Toutes les consciences de leur nature étant impénétrables, comme il le dit lui-même, et la conscience personnelle, comme il le dit encore, ne devant en recevoir aucune altération, comment cette pensée du corps, même confuse, lui sera-t-elle présente ? Il y aurait donc en nous deux sortes de pensées, qui ne se communiqueraient pas, ou qui se communiqueraient on ne sait comment ; l’une unique, ayant pour siège le cerveau, l’autre, celle du corps, multiple avec une multitude de sièges et de petits cerveaux. Comment la pensée du corps entrera-t-elle dans celle de l’esprit ? Comment toutes ces petites consciences ne seront-elles pas, en raison de leur impénétrabilité, absolument étrangères les unes aux autres, et à plus forte raison à la conscience personnelle ? Où donc sera la pensée du corps ? L’auteur a la prétention que nous lui contestons d’appuyer cette théorie sur Leibniz. Il est vrai que Leibniz admet une monade centrale, plus des monades centralisées conçues par analogie avec l’âme, douées d’appétit et d’aperception, qui par leur agrégat composent le corps et forment entre elles une sorte de hiérarchie. Mais toutes ces monades n’ont aucun rapport les unes avec les autres, pas plus la monade centrale avec les monades subordonnées, que les monades subordonnées les unes avec les autres. Elles sont absolument indépendantes, sans autrelien qu’un lien tout apparent, celui de l’harmonie préétablie. Leibniz n’est donc pas une autorité que M. Bertrand ait le droit d’invoquer en sa faveur, lui qui fait au contraire si grande l’action de l’âme sur le corps.
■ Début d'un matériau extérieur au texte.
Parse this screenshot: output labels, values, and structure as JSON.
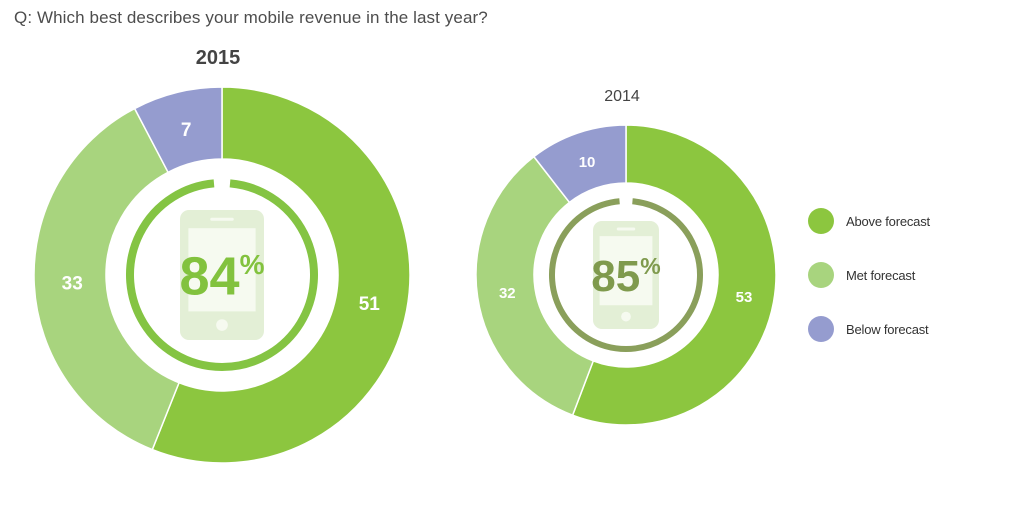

Les preuves qu’il donne de l’existence de ces consciences inférieures et de tous ces cerveaux subalternes, même en y comprenant les grenouilles décapitées qui jouent aujourd’hui une si grand rôle dans la psychologie physiologique à la mode, ou bien ne prouvent rien, ou bien prouveraient beaucoup plus qu’il ne veut prouver.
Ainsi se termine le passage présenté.